14. SEAPORT: THE QUEEN OF SHEBA.
Claude (French, 1600-1682). See 2.
This seaport—inscribed in the right corner La Reine de Saba va trouver Salamon,—is one of Claude's masterpieces. Like its companion, the picture was painted in 1648 for the Duke of Bouillon. "The spectator," says Sir Edward Poynter, "may almost imagine that he feels the freshness of the early morning, and the breeze which sends the crisp waves rolling in from the open sea, while the limpid purity of the sunlit atmosphere and the sparkle of the sun on the water, not only invite sympathy with the more exquisite aspects of nature, which is, perhaps, the highest achievement of this art, but are expressed with a simplicity and perfection of execution which surpass all the works of other painters in which similar effects have been attempted" (The National Gallery, i. 192). The picture which Turner selected to vie with this is not one of his best, but Ruskin makes a point out of Claude's poverty of invention in the details. The queen is starting for a distant expedition, and was going in great state (she went "with a very great company, and camels that bare spices, and gold in abundance, and precious stones"); yet the prominent incident in the picture is the carrying of one schoolgirl's trunk. She is going by sea, and is setting out in the early morning (for the sun is represented only a little above the horizon);[55] yet has no wraps, nor even a head-dress. For the rest, Ruskin notices the tameness of Claude's waves and a certain conventionality in his treatment of ships and seaports generally. "A man accustomed to the broad, wild sea-shore, with its bright breakers, and free winds, and sounding rocks, and eternal sensation of tameless power, can scarcely but be angered when Claude bids him stand still on some paltry chipped and chiselled quay, with porters and wheel-barrows running against him, to watch a weak, rippling, bound and barriered water, that has not strength enough in one of its waves to upset the flower-pots on the wall, or even to fling one jet of spray over the confining stone"[56] (Modern Painters, vol. i. pt. ii. sec. i. ch. vii. § 5). Claude's ships, too, and his conception of seaports generally, show a strange want of true imagination:
"His ships, having hulls of a shape something between a cocoanut and a high-heeled shoe, balanced on their keels on the top of the water, with some scaffolding and cross-sticks above, and a flag at the top of every stick, form perhaps the purest exhibition of human inanity and fatuity which the arts have yet produced. The harbours also, in which these model navies ride, are worthy of all observation for the intensity of the false taste which, endeavouring to unite in them the characters of pleasure-ground and port, destroys the veracity of both.
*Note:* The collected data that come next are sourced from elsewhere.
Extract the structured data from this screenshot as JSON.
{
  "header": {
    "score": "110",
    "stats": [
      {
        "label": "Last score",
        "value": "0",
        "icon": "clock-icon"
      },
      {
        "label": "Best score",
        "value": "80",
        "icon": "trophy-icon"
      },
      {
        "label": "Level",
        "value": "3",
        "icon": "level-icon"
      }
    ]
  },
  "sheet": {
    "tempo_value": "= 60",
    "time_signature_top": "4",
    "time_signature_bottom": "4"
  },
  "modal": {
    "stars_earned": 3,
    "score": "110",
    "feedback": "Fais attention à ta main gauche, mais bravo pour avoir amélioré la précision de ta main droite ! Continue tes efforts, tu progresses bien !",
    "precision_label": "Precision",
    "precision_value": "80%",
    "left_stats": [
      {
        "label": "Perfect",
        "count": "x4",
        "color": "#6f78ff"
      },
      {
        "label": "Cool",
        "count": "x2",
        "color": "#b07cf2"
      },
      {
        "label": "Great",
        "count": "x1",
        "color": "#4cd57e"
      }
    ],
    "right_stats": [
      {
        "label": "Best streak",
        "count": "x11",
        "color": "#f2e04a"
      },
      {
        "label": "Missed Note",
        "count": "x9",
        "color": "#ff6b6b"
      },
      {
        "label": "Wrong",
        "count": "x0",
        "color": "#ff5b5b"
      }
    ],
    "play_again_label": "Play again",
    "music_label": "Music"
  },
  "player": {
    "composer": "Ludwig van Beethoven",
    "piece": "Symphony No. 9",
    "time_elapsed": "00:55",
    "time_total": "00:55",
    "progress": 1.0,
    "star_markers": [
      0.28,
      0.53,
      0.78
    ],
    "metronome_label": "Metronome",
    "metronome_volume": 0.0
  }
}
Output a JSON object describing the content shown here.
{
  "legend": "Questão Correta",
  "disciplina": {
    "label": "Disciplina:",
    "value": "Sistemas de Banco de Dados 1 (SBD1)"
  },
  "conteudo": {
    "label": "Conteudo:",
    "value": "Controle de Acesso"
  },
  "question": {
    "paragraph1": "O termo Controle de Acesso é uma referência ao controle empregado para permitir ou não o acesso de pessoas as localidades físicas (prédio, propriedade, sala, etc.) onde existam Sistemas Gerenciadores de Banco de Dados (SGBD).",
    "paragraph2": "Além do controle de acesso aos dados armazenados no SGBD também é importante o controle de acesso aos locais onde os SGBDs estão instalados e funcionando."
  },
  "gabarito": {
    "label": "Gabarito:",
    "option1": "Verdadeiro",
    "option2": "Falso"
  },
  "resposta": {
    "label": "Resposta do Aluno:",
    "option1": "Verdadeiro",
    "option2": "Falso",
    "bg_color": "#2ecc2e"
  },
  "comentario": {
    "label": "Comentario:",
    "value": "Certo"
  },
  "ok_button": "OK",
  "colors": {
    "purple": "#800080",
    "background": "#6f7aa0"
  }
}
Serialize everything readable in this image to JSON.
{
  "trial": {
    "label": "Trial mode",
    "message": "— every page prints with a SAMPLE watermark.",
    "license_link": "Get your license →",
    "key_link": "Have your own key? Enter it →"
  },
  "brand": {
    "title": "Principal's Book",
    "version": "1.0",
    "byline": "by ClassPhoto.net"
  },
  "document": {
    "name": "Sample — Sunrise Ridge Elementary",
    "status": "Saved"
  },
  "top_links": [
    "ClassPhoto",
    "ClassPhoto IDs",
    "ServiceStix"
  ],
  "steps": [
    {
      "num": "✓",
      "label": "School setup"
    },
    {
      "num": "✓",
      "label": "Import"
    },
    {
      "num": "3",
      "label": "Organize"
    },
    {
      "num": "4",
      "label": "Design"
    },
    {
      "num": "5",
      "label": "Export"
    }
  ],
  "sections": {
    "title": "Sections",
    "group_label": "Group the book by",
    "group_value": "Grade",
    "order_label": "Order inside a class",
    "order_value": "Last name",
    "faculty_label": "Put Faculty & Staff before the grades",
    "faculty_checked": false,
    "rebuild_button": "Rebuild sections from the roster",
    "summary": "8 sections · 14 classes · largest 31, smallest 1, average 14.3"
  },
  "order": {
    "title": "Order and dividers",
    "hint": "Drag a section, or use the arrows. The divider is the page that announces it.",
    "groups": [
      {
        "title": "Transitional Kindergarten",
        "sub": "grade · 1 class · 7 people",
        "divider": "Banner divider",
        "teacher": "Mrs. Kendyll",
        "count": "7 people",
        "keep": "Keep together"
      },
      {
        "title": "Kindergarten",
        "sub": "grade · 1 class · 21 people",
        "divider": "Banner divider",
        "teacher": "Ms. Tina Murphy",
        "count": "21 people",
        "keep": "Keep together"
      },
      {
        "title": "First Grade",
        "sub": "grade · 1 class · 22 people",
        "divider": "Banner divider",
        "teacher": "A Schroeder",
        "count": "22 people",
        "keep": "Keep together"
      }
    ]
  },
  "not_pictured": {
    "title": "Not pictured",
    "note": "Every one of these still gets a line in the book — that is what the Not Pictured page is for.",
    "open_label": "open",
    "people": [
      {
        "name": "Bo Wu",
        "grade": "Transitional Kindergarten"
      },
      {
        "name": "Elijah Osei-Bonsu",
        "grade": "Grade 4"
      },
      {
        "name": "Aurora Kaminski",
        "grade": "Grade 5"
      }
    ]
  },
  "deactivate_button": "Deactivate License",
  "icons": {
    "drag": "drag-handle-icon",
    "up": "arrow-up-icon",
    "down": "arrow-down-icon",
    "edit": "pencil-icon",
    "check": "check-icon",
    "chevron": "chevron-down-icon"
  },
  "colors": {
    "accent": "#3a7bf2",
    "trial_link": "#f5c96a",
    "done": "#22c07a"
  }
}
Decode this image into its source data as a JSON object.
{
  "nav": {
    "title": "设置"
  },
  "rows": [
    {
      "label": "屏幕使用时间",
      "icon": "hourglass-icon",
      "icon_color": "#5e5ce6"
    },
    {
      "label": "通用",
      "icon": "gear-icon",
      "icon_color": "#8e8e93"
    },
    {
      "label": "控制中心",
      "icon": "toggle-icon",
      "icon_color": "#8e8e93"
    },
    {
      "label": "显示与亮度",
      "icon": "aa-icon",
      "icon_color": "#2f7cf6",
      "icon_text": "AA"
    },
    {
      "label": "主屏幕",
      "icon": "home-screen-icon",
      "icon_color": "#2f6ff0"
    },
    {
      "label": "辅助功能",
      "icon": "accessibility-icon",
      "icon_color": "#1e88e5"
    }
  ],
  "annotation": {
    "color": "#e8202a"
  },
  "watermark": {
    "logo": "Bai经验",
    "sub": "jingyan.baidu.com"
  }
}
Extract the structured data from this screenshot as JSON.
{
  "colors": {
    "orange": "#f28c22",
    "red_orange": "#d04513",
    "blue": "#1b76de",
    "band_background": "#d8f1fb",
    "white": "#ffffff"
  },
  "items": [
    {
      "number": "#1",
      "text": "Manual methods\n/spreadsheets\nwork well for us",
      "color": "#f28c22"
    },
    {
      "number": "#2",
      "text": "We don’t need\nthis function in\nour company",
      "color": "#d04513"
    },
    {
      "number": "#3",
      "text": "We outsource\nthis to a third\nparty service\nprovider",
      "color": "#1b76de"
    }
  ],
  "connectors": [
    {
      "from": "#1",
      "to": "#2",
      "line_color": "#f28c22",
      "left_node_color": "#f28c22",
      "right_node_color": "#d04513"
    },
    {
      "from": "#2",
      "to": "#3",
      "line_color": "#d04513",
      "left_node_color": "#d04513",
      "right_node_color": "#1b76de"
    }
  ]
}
There are many inlets of the Italian seas where sweet gardens and regular terraces descend to the water's edge; but these are not the spots where merchant vessels anchor, or where bales are disembarked. On the other hand, there are many busy quays and noisy arsenals upon the shores of Italy; but queens' palaces are not built upon the quays, nor are the docks in any wise adorned with conservatories or ruins. It was reserved for the genius of Claude to combine the luxurious with the lucrative, and rise to a commercial ideal, in which cables are fastened to temple pillars, and lighthouses adorned with rows of bean-pots" (Harbours of England, pp. 17, 18). Notice, lastly, the "atrocious error in ordinary perspective" in the quay on the left of which the figure is sitting with his hand at his eyes[57] (Modern Painters, vol. i. pt. i. sec. i. ch. v. § 5, pt. ii. sec. vi. ch. ii. § 1).